Thanks for those tips, I will try using the mount options when I do my tests (forcibly drag out power and up again) to make sure my system can survive power cuts properly. I did re-install armbian just now right before writing this reply and to my surprise everything works perfectly again. The UPS is something I will look into in case I do need it. I don't have that many power cuts, and there is this issue where my internet would take much longer time to come back up then the electricity.
I did attempt to fix it. The logs were of no use, as they ended the time my board got its power cut. As I said I tried restarting sshd manually, but it wouldn't even start, the task was just queued before the kernel crashed. After I pushed my seemingly not so big changes, the box wouldn't even give me a HDMI output, so I just considered the errors to be off bounds for my knowledge and proceeded to reinstall.
Having access to console is indeed good, I have a COM cable where I can probably access the serial console if necessary, but since I put my device inside a case for easy moving it's not that easy to attach the pins, but if it was truly necessary I guess I could plug it in and have the USB end on some other safe device like my router which boots using RAM.

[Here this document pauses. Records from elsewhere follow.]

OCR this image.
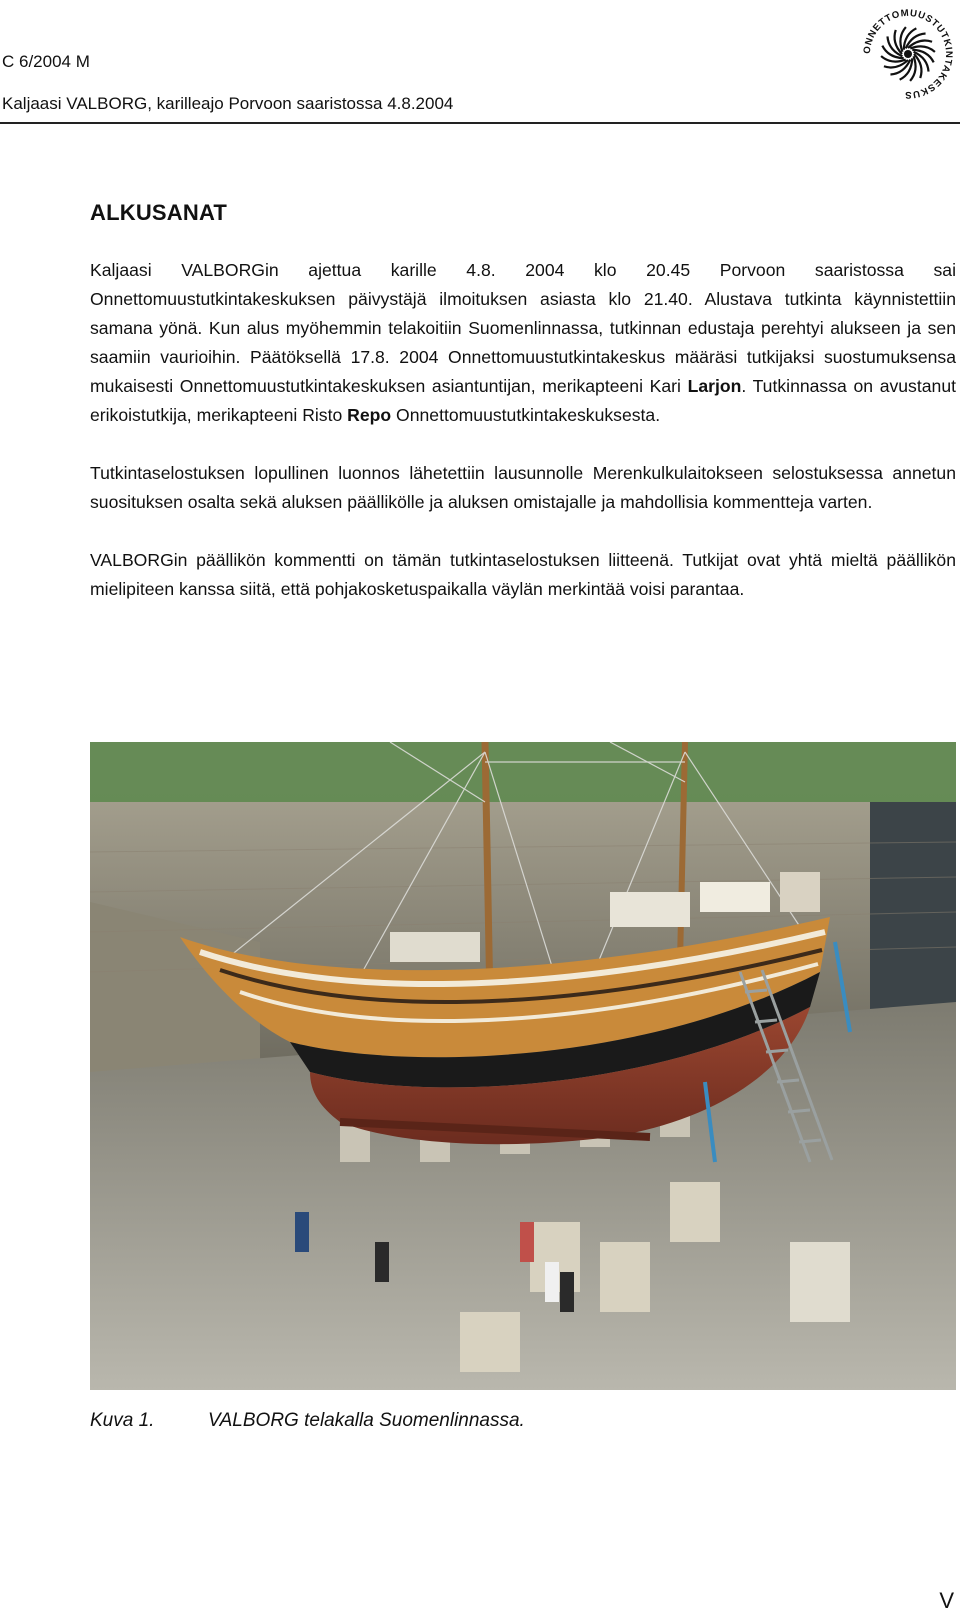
C 6/2004 M
Kaljaasi VALBORG, karilleajo Porvoon saaristossa 4.8.2004
ONNETTOMUUSTUTKINTAKESKUS
ALKUSANAT

Kaljaasi VALBORGin ajettua karille 4.8. 2004 klo 20.45 Porvoon saaristossa sai Onnettomuustutkintakeskuksen päivystäjä ilmoituksen asiasta klo 21.40. Alustava tutkinta käynnistettiin samana yönä. Kun alus myöhemmin telakoitiin Suomenlinnassa, tutkinnan edustaja perehtyi alukseen ja sen saamiin vaurioihin. Päätöksellä 17.8. 2004 Onnettomuustutkintakeskus määräsi tutkijaksi suostumuksensa mukaisesti Onnettomuustutkintakeskuksen asiantuntijan, merikapteeni Kari Larjon. Tutkinnassa on avustanut erikoistutkija, merikapteeni Risto Repo Onnettomuustutkintakeskuksesta.

Tutkintaselostuksen lopullinen luonnos lähetettiin lausunnolle Merenkulkulaitokseen selostuksessa annetun suosituksen osalta sekä aluksen päällikölle ja aluksen omistajalle ja mahdollisia kommentteja varten.

VALBORGin päällikön kommentti on tämän tutkintaselostuksen liitteenä. Tutkijat ovat yhtä mieltä päällikön mielipiteen kanssa siitä, että pohjakosketuspaikalla väylän merkintää voisi parantaa.

Kuva 1.	VALBORG telakalla Suomenlinnassa.
V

As for the sdcard, I just ran fsck and said there were no errors, more I can't tell if it was corrupted, but I'd assume it was in some way due to the problems I'm having (and it potentially ran fsck itself as per defined in fstab? However, there's nothing in the logs about it. Since I had no logs at all could be it wasn't saved for some reason, and it repaired it before so I couldn't see any fs errors. But I believe the media has to be unmounted for it to be possible unless it does post-booting using tmpfs, excuse my lack in GNU/Linux knowledge it's a hobby after all). It could have been a smart move to get a x64/x86, but I am still sure a small device like this should be able to handle what I need without having to go for something bigger. There is also the fact that Intel is no longer planning to release new Atom-series CPUs which would make me have to go for a bigger CPU in the future.
This sounds very interesting, I didn't think of that. But wouldn't you potentially be charging the battery cells inside to death if it continously draws power and charges it back up again? As you said it only has circuitry for charging/discharging, so as per my understanding it would not be able to directly passthrough the current- But it might be too little to make a difference. I did some tests and I believe some lithium cells on heavy use ended up degrading to 75% of it's original capacity during a period of one and a half year, so if the device does not draw that much energy it should be able to last for a while although it will get less and less hours after some time?